The staffing shortage for inmates means less access to showers and recreation time. It means food showing up hours late. For guards, it means more forced overtime and less time with family.
“You mix that combination it’s an explosive formula you’re gonna see more use of force,” said Lowry.
And all of this was avoidable, he said. Lowry advocated for better working conditions (think air conditioning) and higher wages for more than a decade. It went largely unaddressed, he said.
TDCJ said it raised pay about 20 percent since last April and launched new initiatives to recruit. They have shown modest success with 1100 less vacancies since April 2022.
But Coffield vacancies have remained unchanged for the past 7 months.
Despite this, TDCJ does not believe what happened to Grant in early September has anything to do with staffing or training.
“The number of people who are willing to work in a brutal environment where there is just unbelievable heat every single day where you’re understaffed, overworked and underpaid? Who wants to do that?” asked Gene Wu, a state house member, representing parts of Houston. He said Texas’ Senate Republicans gutted a proposal to pass money approved from his chamber last session that could have helped close the gap further by installing air conditioning.

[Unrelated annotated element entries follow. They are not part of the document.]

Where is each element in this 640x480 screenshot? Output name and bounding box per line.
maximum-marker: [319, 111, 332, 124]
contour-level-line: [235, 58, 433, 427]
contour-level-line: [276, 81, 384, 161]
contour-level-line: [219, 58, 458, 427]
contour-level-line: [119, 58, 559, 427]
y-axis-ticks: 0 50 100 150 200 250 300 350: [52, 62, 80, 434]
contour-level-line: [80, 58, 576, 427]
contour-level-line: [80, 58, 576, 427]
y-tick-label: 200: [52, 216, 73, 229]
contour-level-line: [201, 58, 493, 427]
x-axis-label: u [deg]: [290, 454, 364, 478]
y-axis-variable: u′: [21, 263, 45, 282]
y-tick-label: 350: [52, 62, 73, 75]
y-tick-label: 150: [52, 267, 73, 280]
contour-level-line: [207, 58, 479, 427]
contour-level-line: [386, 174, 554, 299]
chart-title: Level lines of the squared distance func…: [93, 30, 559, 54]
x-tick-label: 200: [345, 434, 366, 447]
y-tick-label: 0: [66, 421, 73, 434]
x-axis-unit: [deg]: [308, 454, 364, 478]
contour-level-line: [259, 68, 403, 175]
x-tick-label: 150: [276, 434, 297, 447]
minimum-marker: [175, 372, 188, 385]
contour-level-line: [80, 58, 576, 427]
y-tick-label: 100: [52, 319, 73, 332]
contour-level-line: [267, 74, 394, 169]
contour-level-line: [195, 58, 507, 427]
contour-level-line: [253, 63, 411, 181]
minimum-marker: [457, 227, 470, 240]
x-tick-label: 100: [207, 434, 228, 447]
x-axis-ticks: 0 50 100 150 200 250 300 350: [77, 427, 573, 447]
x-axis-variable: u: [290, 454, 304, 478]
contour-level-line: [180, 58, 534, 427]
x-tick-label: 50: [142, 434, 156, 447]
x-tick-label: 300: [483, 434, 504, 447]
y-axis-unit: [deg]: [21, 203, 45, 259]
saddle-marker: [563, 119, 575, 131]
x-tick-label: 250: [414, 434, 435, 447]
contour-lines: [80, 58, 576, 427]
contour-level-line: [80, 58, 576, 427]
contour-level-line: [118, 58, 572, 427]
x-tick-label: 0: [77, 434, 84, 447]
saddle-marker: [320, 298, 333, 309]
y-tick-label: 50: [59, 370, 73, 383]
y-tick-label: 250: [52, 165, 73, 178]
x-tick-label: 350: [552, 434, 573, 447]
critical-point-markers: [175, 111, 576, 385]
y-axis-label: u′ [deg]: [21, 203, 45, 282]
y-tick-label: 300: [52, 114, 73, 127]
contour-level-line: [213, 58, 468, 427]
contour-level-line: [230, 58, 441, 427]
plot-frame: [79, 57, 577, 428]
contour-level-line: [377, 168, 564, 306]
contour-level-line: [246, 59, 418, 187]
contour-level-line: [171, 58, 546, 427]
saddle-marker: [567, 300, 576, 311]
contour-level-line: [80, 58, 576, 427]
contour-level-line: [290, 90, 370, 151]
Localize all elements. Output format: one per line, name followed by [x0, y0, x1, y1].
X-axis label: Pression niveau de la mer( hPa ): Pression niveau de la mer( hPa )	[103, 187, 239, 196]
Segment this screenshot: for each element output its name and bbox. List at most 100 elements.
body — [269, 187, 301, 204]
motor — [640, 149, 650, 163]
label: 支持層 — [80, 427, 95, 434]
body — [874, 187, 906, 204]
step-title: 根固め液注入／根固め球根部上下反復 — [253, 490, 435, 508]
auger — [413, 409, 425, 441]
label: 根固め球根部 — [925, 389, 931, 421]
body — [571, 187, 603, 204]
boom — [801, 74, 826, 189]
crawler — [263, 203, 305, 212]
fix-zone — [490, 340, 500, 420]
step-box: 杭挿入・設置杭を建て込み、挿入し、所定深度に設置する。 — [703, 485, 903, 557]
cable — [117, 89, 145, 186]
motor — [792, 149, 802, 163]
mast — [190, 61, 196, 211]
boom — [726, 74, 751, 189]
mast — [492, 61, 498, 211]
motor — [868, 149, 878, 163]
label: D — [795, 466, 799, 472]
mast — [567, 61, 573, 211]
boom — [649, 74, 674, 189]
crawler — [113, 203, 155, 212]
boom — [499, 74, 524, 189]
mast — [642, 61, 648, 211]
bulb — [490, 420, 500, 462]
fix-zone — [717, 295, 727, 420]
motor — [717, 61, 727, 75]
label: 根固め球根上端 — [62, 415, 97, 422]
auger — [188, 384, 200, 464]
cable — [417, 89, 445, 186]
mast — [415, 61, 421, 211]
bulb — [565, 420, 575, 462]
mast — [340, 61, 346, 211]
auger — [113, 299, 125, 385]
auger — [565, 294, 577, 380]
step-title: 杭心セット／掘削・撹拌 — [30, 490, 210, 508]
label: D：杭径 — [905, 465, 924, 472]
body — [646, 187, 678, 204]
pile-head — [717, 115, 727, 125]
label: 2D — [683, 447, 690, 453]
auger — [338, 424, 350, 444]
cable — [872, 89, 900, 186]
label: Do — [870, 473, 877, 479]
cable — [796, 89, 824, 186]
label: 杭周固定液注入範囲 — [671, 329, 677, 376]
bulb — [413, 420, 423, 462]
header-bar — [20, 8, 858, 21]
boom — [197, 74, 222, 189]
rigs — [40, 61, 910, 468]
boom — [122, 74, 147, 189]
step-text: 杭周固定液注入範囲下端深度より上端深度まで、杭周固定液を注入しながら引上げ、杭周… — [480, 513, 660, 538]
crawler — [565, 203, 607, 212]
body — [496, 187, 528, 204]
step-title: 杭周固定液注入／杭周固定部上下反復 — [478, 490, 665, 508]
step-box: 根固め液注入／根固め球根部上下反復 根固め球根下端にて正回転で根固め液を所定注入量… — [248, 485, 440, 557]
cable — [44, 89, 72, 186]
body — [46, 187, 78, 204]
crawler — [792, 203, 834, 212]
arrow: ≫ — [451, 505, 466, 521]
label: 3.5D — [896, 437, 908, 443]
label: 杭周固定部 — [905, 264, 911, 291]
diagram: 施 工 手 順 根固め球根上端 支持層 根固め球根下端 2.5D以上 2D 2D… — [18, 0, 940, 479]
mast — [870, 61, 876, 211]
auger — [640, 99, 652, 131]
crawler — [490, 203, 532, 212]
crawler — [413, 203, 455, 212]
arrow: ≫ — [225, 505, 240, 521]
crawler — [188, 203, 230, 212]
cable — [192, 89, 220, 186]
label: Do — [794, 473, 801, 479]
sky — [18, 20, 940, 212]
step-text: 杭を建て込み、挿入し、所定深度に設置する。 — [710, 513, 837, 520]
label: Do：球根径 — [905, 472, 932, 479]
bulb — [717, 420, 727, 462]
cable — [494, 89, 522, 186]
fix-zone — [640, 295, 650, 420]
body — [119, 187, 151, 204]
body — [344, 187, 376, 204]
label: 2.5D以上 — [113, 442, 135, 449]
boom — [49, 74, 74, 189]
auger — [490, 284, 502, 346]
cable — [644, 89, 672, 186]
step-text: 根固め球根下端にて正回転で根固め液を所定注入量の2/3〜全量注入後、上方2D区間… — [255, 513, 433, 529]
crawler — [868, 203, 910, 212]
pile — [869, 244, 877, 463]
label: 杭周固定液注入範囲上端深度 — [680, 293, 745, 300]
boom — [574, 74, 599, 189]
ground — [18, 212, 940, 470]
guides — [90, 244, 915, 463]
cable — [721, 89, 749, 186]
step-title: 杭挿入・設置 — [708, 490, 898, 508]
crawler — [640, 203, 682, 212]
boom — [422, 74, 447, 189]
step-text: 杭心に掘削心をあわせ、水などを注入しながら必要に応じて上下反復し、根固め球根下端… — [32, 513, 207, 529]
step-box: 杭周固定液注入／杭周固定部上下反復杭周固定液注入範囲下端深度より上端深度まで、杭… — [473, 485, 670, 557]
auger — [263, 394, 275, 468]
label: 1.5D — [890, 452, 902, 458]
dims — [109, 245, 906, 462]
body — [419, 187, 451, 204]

Wu said it is unlikely the state takes action to quickly resolve the staffing issue without federal intervention.
“I would welcome federal oversight. Our state unfortunately has a bad habit of not dealing with serious problems until basically the courts or the federal government force us to deal with it,” he said.
And he and others like Lowry think if nothing is done, the violence, brutality and heat will continue to get worse.